South Africa’s Steven Pienaar informed national coach Gordon Igesund that he had “retired” from international football. To his credit, Igesund accepted the player’s decision even though I suspect he would have loved nothing better than to have the Everton star wearing the number 10 jersey at the tournament.

Then Michael Essien also dropped a bombshell to the Ghanaian Federation, informing them that national call-ups have messed up his career and for now, he wished to focus on his club career with Real Madrid, something that had Ghanaians hopping mad.

Samba Diakite of Queens Park Rangers has also indicated to the Malian FA that he was withdrawing from the 2013 Afcon, and you do not need to be a rocket scientist to realise that he has been “pressurised” by his British club to choose club over country.

Emmanuel Adebayor has also withdrawn from the “Sparrow Hawks” and although his decision was personal and had to do with the running of the game in his native Togo, who knows if he was using this as a ruse and perhaps he has also been “forced” to abandon his country by Tottenham Hotspur?

Newcastle United have two Senegalese players on their books – Pappiss Demba Cisse and Demba Ba – who are responsible for driving the “Magpies” to a respectable position in the English Premier League, disclosed before Senegal was eliminated from the qualifiers that they would “persuade” them not to come.

But they knew that African federations would appeal to Fifa who in turn would enforce measures that would prevent the players from turning out for their respective clubs for the duration of the tournament. And now they are using subtle and quiet “diplomacy” by pressurising individual players to turn their backs to their native countries.

I am however proud of Igesund, who told Belgian side Kortrijk that they can go jump, he wants his player Darren Keet for the tournament despite their attempts to play down his value to South Africa, claiming he is never going to play and will sit out the tournament, how do they know and, can they tell that to a European federation?

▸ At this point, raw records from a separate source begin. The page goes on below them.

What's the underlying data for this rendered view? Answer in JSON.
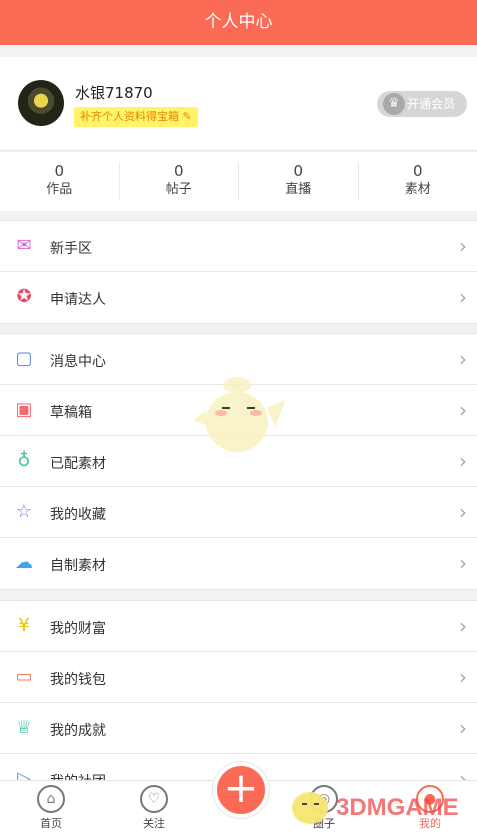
{
  "header": {
    "title": "个人中心"
  },
  "profile": {
    "username": "水银71870",
    "promo_text": "补齐个人资料得宝箱 ✎",
    "vip_label": "开通会员",
    "vip_icon": "crown-icon"
  },
  "stats": [
    {
      "count": "0",
      "label": "作品"
    },
    {
      "count": "0",
      "label": "帖子"
    },
    {
      "count": "0",
      "label": "直播"
    },
    {
      "count": "0",
      "label": "素材"
    }
  ],
  "groups": [
    [
      {
        "label": "新手区",
        "icon": "gift-icon",
        "color": "#e05fd0"
      },
      {
        "label": "申请达人",
        "icon": "star-badge-icon",
        "color": "#f04763"
      }
    ],
    [
      {
        "label": "消息中心",
        "icon": "message-icon",
        "color": "#5a89e6"
      },
      {
        "label": "草稿箱",
        "icon": "inbox-icon",
        "color": "#f26a75"
      },
      {
        "label": "已配素材",
        "icon": "microphone-icon",
        "color": "#35c6a5"
      },
      {
        "label": "我的收藏",
        "icon": "bookmark-star-icon",
        "color": "#a56ad9"
      },
      {
        "label": "自制素材",
        "icon": "cloud-upload-icon",
        "color": "#3fa4e8"
      }
    ],
    [
      {
        "label": "我的财富",
        "icon": "coin-icon",
        "color": "#f1c000"
      },
      {
        "label": "我的钱包",
        "icon": "wallet-icon",
        "color": "#ef7b5b"
      },
      {
        "label": "我的成就",
        "icon": "trophy-icon",
        "color": "#2fbe9d"
      },
      {
        "label": "我的社团",
        "icon": "play-icon",
        "color": "#3fa4e8"
      }
    ]
  ],
  "bottom_nav": [
    {
      "label": "首页",
      "icon": "home-icon"
    },
    {
      "label": "关注",
      "icon": "heart-icon"
    },
    {
      "label": "圈子",
      "icon": "circle-icon"
    },
    {
      "label": "我的",
      "icon": "person-icon"
    }
  ],
  "watermark": "3DMGAME",
  "colors": {
    "accent": "#fb6a54",
    "promo_bg": "#fff36a",
    "promo_text": "#e08a00"
  }
}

But in truth, we can shout until we are hoarse about the unsporting tactics adopted by the Europeans in undermining our national interests, the sad reality is that we have come to be considered a joke of all confederations making up the international football playing family that is Fifa.

We are the only confederation where our players go on strike on the eve of a major tournament, simply because fat-cat officials have pocketed incentives that are supposed to be paid to the players.

It is only in Africa, where officials drive fancy German cars, wear sharp pointed shining shoes and sit in first and business class sections while the players are all cramped in economy classes.

And when it comes to accommodation, again the players and technical team get to be booked at some dodgy looking lodgings, while the officials get chauffeured in air-conditioned limousines to seven star hotels where they quaff calamari and down it with vintage wine.

As we speak, countless national broadcasters are being squeezed their last cent by the Confederation of African Football to pay exorbitant amounts enabling them the right to broadcast the Africa Cup of Nations, yet mystery remains as to how much this amounts to and what happens to these fees.

For argument’s sake, assuming every national broadcaster pay CAF an equivalent of US$500 000, that amounts to almost US30-m and when you throw in Orange, Pepsi, Standard Bank and heaven knows how many other sponsorship partners, it can easily run into US$100-m.

Mind you, the bloated CAF executive does not pay for their boarding, travel, accommodation and food. It is the host nation that foots the bills of their expenditure so; it will be interesting to find out how much they spend while lounging at private VIP suites of stadiums watching the tournament.

And at the end of the tournament, the winning nation takes home US$1.5-m as first prize! What boggles the mind is that presidents of 44 out of 54 federations have voted for incumbent Issa Hayatou to continue ruling them with an iron fist for an additional four years!